The net cost of the undertaking, when all factors are brought to account — including those externalities which my Theory of Moral Sentiments would counsel us never to set aside merely because they resist easy valuation — is placed by the same analysis at as much as sixty-two thousand and five hundred millions of pounds sterling. This is not a sum that recommends itself to quiet acceptance. It is a sum that, distributed among the labouring families of these islands, would constitute a very material addition to their circumstances. Set against the revised benefit, it represents an exchange of a character that would give pause to even the most enthusiastic projector.

The projectors — and I use the word in its proper sense, meaning those who devise and promote schemes of great apparent promise — have long argued that national prosperity requires this additional strip of ground and macadamised surface. The nation's legislators were, it seems, furnished with estimates of that prosperity which the Department's own officers now regard as considerably too generous. The mechanism by which such figures are produced, revised, and then quietly replaced by smaller figures is one that students of political economy will recognize as a pattern not confined to the aerodrome.
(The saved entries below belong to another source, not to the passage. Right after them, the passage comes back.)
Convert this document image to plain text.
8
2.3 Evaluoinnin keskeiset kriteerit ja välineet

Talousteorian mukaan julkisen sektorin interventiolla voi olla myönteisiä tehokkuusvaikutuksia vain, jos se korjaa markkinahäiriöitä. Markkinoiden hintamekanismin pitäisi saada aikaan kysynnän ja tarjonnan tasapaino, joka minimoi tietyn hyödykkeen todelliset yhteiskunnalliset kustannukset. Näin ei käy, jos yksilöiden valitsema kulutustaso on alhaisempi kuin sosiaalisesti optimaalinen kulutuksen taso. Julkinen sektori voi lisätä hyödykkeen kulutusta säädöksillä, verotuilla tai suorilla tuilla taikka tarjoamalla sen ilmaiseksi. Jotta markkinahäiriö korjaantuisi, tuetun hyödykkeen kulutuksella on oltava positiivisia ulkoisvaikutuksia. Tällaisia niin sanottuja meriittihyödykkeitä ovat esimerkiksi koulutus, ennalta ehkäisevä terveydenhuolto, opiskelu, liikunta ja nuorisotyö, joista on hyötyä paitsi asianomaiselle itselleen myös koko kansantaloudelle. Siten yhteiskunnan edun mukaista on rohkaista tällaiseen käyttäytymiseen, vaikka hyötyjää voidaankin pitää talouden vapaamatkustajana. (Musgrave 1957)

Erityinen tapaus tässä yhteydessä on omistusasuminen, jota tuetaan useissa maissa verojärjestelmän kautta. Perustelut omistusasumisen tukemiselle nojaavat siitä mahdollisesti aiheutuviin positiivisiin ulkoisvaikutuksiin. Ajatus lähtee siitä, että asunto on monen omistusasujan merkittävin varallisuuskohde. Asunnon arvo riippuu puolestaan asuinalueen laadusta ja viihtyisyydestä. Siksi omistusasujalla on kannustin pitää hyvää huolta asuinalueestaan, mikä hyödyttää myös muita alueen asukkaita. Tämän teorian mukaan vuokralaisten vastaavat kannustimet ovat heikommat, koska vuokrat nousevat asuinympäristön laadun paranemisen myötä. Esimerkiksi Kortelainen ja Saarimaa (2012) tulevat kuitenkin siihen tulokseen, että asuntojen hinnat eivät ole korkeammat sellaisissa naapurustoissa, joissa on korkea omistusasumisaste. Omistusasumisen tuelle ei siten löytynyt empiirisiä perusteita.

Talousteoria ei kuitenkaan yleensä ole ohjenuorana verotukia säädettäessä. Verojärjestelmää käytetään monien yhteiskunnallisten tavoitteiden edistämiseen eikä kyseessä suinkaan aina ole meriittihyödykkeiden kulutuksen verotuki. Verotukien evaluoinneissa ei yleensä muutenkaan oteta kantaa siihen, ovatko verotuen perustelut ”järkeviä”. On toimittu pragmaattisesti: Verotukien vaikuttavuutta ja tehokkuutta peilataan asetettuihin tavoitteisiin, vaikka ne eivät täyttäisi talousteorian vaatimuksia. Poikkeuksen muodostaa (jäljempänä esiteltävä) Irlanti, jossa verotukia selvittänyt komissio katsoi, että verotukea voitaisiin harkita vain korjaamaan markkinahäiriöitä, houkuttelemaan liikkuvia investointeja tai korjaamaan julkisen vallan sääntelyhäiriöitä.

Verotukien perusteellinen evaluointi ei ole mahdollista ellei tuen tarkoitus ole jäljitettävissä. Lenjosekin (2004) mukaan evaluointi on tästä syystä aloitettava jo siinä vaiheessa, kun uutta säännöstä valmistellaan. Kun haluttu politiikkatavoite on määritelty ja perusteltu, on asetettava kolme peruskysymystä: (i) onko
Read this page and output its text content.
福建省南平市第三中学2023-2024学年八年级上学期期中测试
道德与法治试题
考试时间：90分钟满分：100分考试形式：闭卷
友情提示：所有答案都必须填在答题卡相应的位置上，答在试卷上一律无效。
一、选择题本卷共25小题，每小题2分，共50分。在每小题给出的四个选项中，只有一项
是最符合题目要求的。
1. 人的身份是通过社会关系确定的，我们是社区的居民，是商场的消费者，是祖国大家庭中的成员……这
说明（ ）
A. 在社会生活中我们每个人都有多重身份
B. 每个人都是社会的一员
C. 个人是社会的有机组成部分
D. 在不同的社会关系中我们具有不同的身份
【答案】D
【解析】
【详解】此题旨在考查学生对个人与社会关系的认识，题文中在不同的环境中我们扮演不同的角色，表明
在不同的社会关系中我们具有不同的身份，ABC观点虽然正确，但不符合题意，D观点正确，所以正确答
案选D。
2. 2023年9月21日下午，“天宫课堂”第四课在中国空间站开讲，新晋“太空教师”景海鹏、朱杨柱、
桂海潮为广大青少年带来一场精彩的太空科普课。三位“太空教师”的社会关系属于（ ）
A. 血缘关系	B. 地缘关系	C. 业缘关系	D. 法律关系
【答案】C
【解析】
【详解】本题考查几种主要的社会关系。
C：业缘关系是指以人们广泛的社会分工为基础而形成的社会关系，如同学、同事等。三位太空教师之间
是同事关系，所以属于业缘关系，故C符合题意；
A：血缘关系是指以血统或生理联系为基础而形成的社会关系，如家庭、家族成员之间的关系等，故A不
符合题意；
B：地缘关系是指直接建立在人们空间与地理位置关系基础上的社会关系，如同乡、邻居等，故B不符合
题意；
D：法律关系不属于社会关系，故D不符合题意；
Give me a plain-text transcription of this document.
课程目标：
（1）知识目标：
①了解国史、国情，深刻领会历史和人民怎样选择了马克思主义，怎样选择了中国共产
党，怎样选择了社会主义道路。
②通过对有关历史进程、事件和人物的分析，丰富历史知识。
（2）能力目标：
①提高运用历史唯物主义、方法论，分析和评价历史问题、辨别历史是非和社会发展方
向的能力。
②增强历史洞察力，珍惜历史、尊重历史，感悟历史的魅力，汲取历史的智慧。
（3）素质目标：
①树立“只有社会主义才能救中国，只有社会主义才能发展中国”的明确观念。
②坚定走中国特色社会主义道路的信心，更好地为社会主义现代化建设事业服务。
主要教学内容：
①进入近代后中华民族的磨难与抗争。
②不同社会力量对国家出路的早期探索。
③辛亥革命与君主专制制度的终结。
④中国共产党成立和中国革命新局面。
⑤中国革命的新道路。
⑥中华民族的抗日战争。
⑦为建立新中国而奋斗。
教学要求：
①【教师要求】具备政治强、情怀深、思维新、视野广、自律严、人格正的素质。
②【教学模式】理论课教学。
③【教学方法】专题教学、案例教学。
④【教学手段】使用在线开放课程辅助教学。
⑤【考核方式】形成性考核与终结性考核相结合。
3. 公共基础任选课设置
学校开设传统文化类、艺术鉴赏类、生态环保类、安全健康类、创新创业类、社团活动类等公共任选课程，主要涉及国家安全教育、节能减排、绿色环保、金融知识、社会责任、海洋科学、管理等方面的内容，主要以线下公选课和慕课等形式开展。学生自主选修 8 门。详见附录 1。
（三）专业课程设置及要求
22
It is worth observing, without further embellishment, that sixty-two thousand and five hundred millions of pounds is sixty-two thousand and five hundred millions of pounds. A properly constituted system of public accounting, which I advocated and which remains as necessary as ever, would have required that this figure, and the uncertainty surrounding the benefit figure, be placed before the sovereign and the public before the decision was taken rather than some considerable interval after. That it appears now, when foundations may already be drawn, is a feature of public finance that no revision of the arithmetic will correct.